Portfolio Optimization for Binary Options Based on Relative Entropy.

The portfolio optimization problem generally refers to creating an investment portfolio or asset allocation that achieves an optimal balance of expected risk and return. These portfolio returns are traditionally assumed to be continuous random variables. In , we introduced a novel non-parametric optimization method based on Shannon entropy, called return-entropy portfolio optimization (REPO), which offers a simple and fast optimization algorithm for assets with continuous returns. Here, in this paper, we would like to extend the REPO approach to the optimization problem for assets with discrete distributed returns, such as those from a Bernoulli distribution like binary options. Under a discrete probability distribution, portfolios of binary options can be viewed as repeated short-term investments with an optimal buy/sell strategy or general betting strategy. Upon the outcome of each contract, the portfolio incurs a profit (success) or loss (failure). This is similar to a series of gambling wagers. Portfolio selection under this setting can be formulated as a new optimization problem called discrete entropic portfolio optimization (DEPO).

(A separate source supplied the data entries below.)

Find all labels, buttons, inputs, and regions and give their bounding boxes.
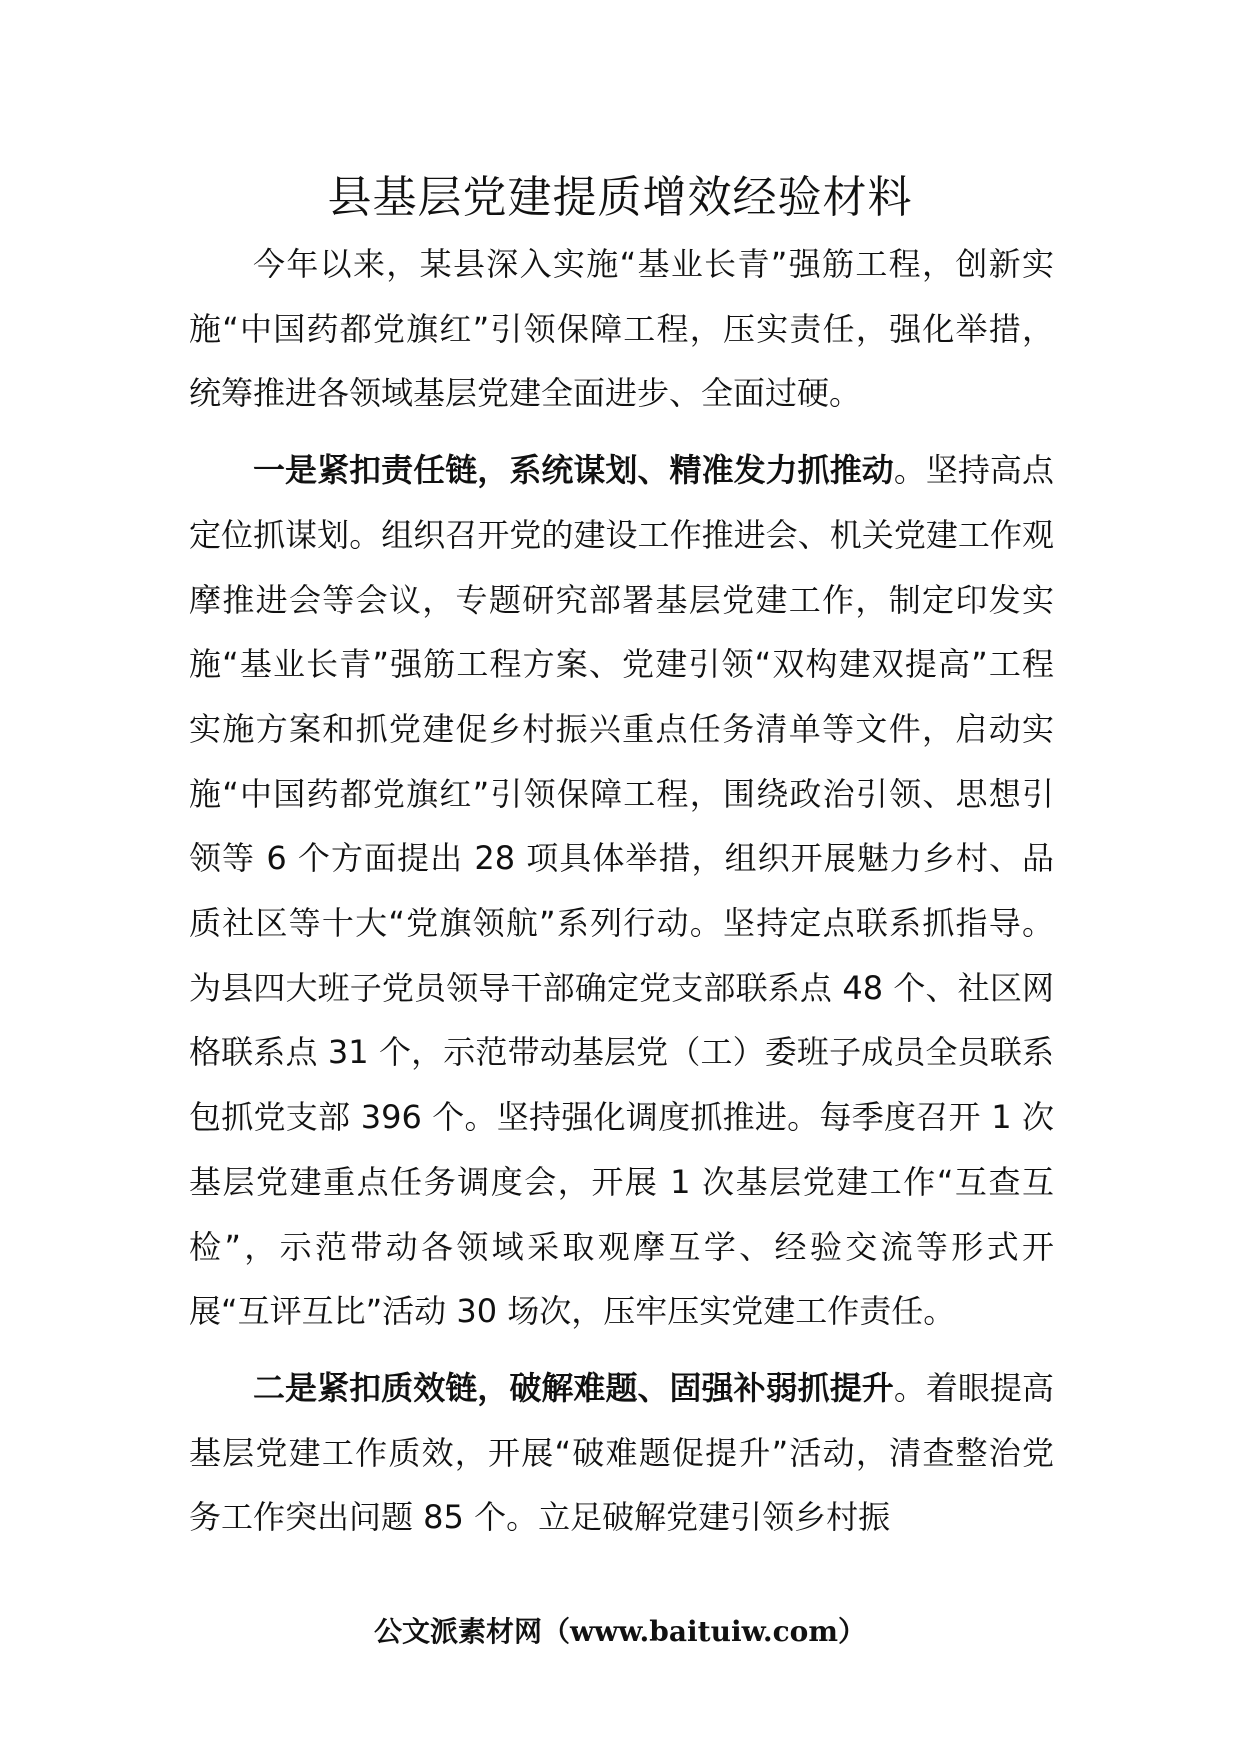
footer-site-name: 公文派素材网	[374, 1615, 543, 1648]
document-body	[189, 232, 1054, 1550]
paragraph-text: 。着眼提高基层党建工作质效，开展“破难题促提升”活动，清查整治党务工作突出问题 85 个。立足破解党建引领乡村振	[189, 1368, 1054, 1537]
section-2-heading: 二是紧扣质效链，破解难题、固强补弱抓提升	[253, 1368, 894, 1407]
section-1-heading: 一是紧扣责任链，系统谋划、精准发力抓推动	[253, 451, 894, 490]
paragraph-section-2	[189, 1356, 1054, 1550]
footer-url: （www.baituiw.com）	[542, 1615, 866, 1648]
paragraph-text: 。坚持高点定位抓谋划。组织召开党的建设工作推进会、机关党建工作观摩推进会等会议，专题研究部署基层党建工作，制定印发实施“基业长青”强筋工程方案、党建引领“双构建双提高”工程实施方案和抓党建促乡村振兴重点任务清单等文件，启动实施“中国药都党旗红”引领保障工程，围绕政治引领、思想引领等 6 个方面提出 28 项具体举措，组织开展魅力乡村、品质社区等十大“党旗领航”系列行动。坚持定点联系抓指导。为县四大班子党员领导干部确定党支部联系点 48 个、社区网格联系点 31 个，示范带动基层党（工）委班子成员全员联系包抓党支部 396 个。坚持强化调度抓推进。每季度召开 1 次基层党建重点任务调度会，开展 1 次基层党建工作“互查互检”，示范带动各领域采取观摩互学、经验交流等形式开展“互评互比”活动 30 场次，压牢压实党建工作责任。	[189, 451, 1054, 1331]
footer-watermark	[0, 1612, 1240, 1652]
paragraph-text: 今年以来，某县深入实施“基业长青”强筋工程，创新实施“中国药都党旗红”引领保障工程，压实责任，强化举措，统筹推进各领域基层党建全面进步、全面过硬。	[189, 245, 1054, 413]
document-title: 县基层党建提质增效经验材料	[327, 172, 913, 223]
paragraph-section-1	[189, 438, 1054, 1344]
paragraph-intro	[189, 232, 1054, 426]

DEPO creates optimal portfolios for discrete return assets based on expected growth rate and relative entropy. We show how a portfolio of binary options provides an ideal general setting for this kind of portfolio selection. As an example we apply DEPO to a portfolio of short-term foreign exchange currency pair binary options from the NADEX exchange platform and show how it outperforms leading Kelly criterion strategies. We also provide an additional example of a gambling application using a portfolio of sports bets over the course of an NFL season and present the advantages of DEPO over competing Kelly criterion strategies.